Hi all. I’m trying to predict on new data, but pm.sample_posterior_predicitve does not catch the new shape of data. I have tried an approach combining this and this posts, but to no avail. Here’s my latest attempt:
import numpy as np
import pymc as pm
rng = np.random.default_rng(18)
score = np.random.normal(0,1, (2,50)).flatten()
fi = np.array([np.arange(50),np.arange(50)]).flatten() #dates index
oi = np.array([np.zeros(50),np.ones(50)]).flatten() #number of options
#### Original model ####
def gen_mod(sco):
with pm.Model() as mod:
zs = pm.MutableData("zs", sco, dims="obs_id")
F = int(zs.get_value().shape[0]/2)
f = np.array([np.arange(F),np.arange(F)]).flatten() #dates index
o = np.array([np.zeros(F).astype("int32"),np.ones(F).astype("int32")]).flatten() #number of options
sd = pm.HalfNormal.dist(1.0)
L, corr, std = pm.LKJCholeskyCov("L", n=2, eta=2.0, sd_dist=sd, compute_corr=True)
Σ = pm.Deterministic("Σ", L.dot(L.T))
w = pm.GaussianRandomWalk("w", shape=(F,2), init_dist=pm.Normal.dist(0,1))
B = pm.Deterministic("B", pm.math.matrix_dot(Σ,w.T))
α = pm.Normal("α", 0, 1.0, shape=F)
μ = pm.Deterministic("μ", α[f] + B[o,f])
ϵ = pm.HalfNormal('ϵ', 1.0)+1
y = pm.Normal("y", mu=μ, sigma=ϵ, observed=zs)
return mod
model = gen_mod(score)
with model:
trace = pm.sample(100, chains=2, cores=12)
#### prediction
s1 = np.concatenate([score[:50], np.ones(20)])
s2 = np.concatenate([score[50:], np.ones(20)])
score_pred = np.array([s1,s2]).flatten()
model_pred = gen_mod(score_pred)
with model_pred:
preds = pm.sample_posterior_predictive(trace)
preds = preds.posterior_predictive
preds = preds['y']
Only 100 samples in chain.
Auto-assigning NUTS sampler...
Initializing NUTS using jitter+adapt_diag...

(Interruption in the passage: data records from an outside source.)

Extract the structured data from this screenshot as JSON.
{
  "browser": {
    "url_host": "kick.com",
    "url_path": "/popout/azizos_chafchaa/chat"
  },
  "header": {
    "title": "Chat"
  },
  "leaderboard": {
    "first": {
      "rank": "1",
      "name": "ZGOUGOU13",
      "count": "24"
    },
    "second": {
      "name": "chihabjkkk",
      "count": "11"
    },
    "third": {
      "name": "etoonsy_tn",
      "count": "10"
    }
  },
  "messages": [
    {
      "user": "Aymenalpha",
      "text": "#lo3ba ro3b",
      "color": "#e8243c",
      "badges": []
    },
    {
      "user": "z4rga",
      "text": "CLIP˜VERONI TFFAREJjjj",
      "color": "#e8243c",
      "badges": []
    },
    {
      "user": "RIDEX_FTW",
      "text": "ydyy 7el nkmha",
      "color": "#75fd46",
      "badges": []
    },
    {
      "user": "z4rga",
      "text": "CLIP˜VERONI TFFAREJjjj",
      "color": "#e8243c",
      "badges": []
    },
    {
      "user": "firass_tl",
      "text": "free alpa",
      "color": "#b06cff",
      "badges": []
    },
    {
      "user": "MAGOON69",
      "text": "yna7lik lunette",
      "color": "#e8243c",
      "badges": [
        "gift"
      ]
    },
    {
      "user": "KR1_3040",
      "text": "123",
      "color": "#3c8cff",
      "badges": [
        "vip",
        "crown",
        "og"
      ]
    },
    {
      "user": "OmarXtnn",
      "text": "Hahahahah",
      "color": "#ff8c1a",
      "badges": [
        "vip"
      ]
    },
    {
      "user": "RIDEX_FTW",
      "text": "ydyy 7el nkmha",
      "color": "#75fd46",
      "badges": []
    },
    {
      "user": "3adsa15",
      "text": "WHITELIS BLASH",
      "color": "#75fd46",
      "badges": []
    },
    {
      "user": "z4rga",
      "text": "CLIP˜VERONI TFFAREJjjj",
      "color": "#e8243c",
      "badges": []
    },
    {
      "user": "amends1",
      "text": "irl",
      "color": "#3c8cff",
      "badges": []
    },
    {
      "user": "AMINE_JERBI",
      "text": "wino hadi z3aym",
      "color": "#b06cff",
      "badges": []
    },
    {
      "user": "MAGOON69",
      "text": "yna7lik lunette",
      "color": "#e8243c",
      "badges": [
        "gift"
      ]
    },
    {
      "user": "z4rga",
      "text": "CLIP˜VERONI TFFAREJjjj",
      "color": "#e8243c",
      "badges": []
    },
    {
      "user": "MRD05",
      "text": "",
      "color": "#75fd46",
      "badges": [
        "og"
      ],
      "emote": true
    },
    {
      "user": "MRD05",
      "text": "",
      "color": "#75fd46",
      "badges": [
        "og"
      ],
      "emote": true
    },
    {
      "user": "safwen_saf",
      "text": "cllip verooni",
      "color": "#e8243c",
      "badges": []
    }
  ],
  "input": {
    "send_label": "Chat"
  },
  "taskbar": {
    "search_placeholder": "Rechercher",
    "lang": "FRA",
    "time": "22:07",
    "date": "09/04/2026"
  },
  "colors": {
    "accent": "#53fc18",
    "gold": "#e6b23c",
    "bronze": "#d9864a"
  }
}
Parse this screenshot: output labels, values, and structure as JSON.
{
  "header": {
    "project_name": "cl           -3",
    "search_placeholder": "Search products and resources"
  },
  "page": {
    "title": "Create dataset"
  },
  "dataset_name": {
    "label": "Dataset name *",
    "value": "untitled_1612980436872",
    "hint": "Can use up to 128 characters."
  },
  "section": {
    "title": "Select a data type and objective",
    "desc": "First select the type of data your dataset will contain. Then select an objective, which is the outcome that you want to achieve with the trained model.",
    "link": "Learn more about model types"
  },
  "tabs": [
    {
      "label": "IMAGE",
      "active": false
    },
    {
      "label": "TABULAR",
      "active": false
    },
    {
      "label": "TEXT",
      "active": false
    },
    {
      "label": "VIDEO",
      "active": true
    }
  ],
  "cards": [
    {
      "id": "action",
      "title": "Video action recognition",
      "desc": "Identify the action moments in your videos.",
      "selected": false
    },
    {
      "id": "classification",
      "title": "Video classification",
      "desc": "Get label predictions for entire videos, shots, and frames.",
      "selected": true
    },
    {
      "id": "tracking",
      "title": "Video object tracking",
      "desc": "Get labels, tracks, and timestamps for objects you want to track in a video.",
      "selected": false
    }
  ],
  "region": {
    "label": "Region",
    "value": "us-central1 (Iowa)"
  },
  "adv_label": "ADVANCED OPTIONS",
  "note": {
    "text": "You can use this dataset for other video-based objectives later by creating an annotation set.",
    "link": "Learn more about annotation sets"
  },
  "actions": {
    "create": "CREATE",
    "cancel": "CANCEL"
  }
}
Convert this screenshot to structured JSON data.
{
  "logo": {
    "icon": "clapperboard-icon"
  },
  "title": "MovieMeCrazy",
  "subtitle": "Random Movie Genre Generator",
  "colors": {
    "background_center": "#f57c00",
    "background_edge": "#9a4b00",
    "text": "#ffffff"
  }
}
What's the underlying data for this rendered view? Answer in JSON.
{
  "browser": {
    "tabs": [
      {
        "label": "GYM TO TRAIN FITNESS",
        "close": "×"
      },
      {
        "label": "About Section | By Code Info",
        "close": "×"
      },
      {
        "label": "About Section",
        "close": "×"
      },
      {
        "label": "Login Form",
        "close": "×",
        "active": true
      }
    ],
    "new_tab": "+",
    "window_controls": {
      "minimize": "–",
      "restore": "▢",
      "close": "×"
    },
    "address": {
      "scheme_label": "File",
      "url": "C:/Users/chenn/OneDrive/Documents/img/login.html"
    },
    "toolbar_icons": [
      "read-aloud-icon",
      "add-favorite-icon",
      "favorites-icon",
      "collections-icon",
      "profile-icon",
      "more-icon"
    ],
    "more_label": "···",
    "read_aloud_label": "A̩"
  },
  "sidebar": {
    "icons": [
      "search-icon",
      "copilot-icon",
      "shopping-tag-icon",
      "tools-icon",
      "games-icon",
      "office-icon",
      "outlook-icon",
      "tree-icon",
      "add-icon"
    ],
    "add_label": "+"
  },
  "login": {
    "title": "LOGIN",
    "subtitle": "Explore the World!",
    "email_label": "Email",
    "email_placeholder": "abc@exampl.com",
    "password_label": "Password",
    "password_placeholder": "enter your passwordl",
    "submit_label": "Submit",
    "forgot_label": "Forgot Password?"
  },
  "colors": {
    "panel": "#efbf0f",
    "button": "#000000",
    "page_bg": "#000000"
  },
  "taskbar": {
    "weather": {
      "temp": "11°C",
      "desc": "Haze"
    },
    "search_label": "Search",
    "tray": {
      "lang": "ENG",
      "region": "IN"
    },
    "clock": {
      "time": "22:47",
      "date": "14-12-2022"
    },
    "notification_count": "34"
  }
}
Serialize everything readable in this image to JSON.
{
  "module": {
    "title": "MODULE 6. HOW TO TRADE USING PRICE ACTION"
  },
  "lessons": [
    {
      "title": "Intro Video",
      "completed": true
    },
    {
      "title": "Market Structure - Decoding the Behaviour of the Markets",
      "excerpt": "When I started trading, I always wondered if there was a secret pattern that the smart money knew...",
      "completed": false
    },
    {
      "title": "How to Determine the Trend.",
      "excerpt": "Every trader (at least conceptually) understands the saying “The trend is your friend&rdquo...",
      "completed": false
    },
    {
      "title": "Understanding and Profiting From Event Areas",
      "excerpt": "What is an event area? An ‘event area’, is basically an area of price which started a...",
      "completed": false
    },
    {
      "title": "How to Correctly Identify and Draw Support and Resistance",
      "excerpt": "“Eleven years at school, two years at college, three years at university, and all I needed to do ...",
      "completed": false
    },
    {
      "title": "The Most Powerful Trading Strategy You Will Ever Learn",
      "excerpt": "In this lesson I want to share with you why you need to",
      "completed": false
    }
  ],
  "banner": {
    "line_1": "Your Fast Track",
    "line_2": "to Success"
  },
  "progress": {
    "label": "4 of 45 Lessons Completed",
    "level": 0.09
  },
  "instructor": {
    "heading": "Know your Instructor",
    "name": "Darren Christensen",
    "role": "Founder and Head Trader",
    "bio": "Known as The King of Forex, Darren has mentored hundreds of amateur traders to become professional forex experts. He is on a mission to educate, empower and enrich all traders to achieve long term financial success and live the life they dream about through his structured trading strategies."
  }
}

Multiprocess sampling (2 chains in 12 jobs)
NUTS: [L, w, α, ϵ]
|████████████| 100.00% [2200/2200 00:53<00:00 Sampling 2 chains, 4 divergences]Sampling 2 chains for 1_000 tune and 100 draw iterations (2_000 + 200 draws total) took 128 seconds.
There were 4 divergences after tuning. Increase `target_accept` or reparameterize.
The acceptance probability does not match the target. It is 0.5258, but should be close to 0.8. Try to increase the number of tuning steps.
|████████████████████| 100.00% [200/200 00:00<00:00]
preds.shape
Out[2]: (2, 100, 100)
score_pred.shape
Out[3]: (140,)
So the shape of preds should be (2,100,140). I have tried using multidimensional arrays (i.e. 2 by 50) rather than flattened arrays, but nothing seems to work. Any help would be really appreciated.